What Cut of Beef Can I Use Instead of Tenderloin?

Sirloin or strip steak works as a more affordable substitute. The texture is firmer and chewier than tenderloin, so slice it as thin as possible and cook to medium-rare.

I tested both and the flavor difference was minor, but tenderloin melts in a way that sirloin simply does not. For an everyday party, sirloin is a smart budget choice. For a special occasion, the tenderloin is worth it.

Frequently Asked Questions

Q: Can I use rotisserie beef instead of cooking the tenderloin myself?

A: You can use pre-cooked beef in a pinch, but the flavor and texture will not match fresh-seared tenderloin.
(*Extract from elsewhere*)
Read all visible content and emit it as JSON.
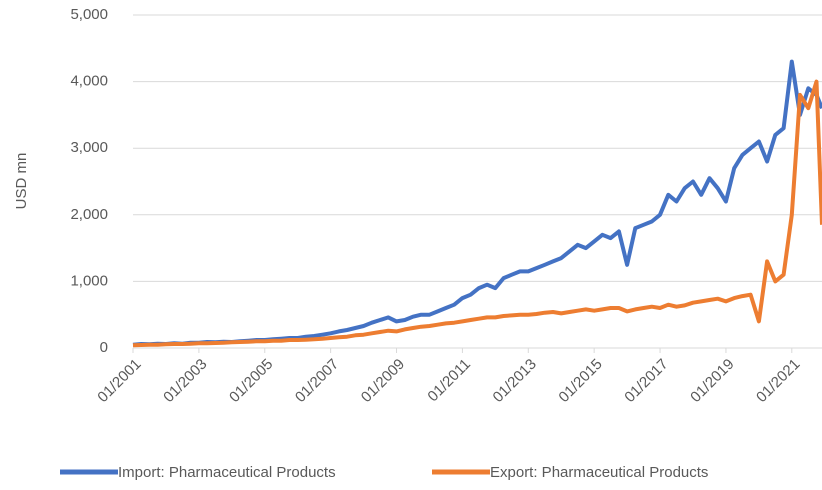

Deli roast beef works as a quick substitute for a casual party.

Q: How do I keep crostini from getting soggy under the beef?

A: Toast the bread until very firm and add the horseradish cream right before serving. The cream acts as a moisture barrier. Do not assemble more than 20 minutes ahead.

Q: What wine pairs well with beef tenderloin crostini?

A: A medium-bodied red like Pinot Noir or Cabernet Franc is ideal. The fruit and tannins complement the richness of the beef without overpowering the horseradish.